Menu

saxon performance

Help
Vilo Repan
2011-09-14
2012-10-08
  • Vilo Repan

    Vilo Repan - 2011-09-14

    I use saxon in cooperation with xsom parser. Yesterday I was profiling my
    application and I found some performance issues in saxon. In method
    net.sf.saxon.dom.DOMObjectModel.getDocumentBuilder(Result) code always create
    DocumentBuilderFactory and DocumentBuilder object and then docBuilder =
    dfactory.newDocumentBuilder();

    It take 40-50% of time to parse xsd schema I tried to move it to a static
    block, and create final class member DocumentBuilder like this:

            private static final DocumentBuilder docBuilder;
    
        static {
    
            try {
    
                DocumentBuilderFactory dfactory = DocumentBuilderFactory.newInstance();
    
                docBuilder = dfactory.newDocumentBuilder();
    
                    } catch (ParserConfigurationException e) {
    
                            throw new RuntimeException("Couldn't create document builder, reason: " + e.getMessage(), e);
    
                    }
    
        }
    

    then in getDocumentBuilder(Result) I only call

    Document out = docBuilder.newDocument();
    

    with that change I made about 40-50% faster xsd schema parsing. I use saxon as
    maven dependency, now as private version. It would be great if this fix,
    properly tested could be in next scheduled release...

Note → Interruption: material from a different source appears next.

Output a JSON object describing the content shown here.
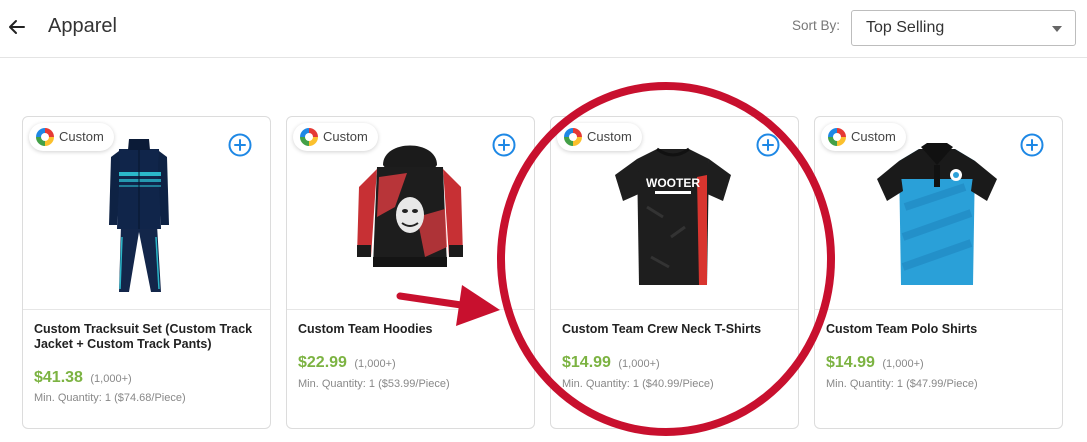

    Can somebody have a look at this?

    Thanks.

     
  • Michael Kay

    Michael Kay - 2011-09-14

    I don't know the internals of DSOM, and I'm not sure how much control you have
    over the way Saxon is used. Saxon with DOM is not a good combination; there
    are many inefficiencies. It's much better (by a factor of 10) to use Saxon's
    internal tree model. If you do want Saxon's output as a DOMResult, it's much
    better to initialise the DOMResult with a Document node and allow Saxon to
    build the tree underneath this DOMResult; if you don't do this, Saxon has to
    find an implementation of DOM, and it uses the JAXP DocumentBuilderFactory
    mechanism to do this (it doesn't include its own DOM implementation).

    Although this path is always going to be very inefficient, you are right to
    point out that if people do multiple transformations, we should only need to
    do the search for a DocumentBuilderFactory once, and I will make this change.

     
  • Vilo Repan

    Vilo Repan - 2011-09-14

    AFAIK I don't have any control over xsom or saxon, but I'll check it anyway.
    Thanks for that change.
    When can I expect that change will be in maven repository?

    Thanks.

     
  • Michael Kay

    Michael Kay - 2011-09-14

    Saxon is not distributed via Maven. We produce periodic maintenance releases
    published here on SourceForge. I'm not planning to put this change into a
    maintenance release - the general policy is to treat performance improvements
    as enhancements rather than bug fixes and only issue them in the next major
    release (i.e. 9.4) - which will be ready when it's ready.

     
  • Vilo Repan

    Vilo Repan - 2011-09-14

    Thanks for quick responses.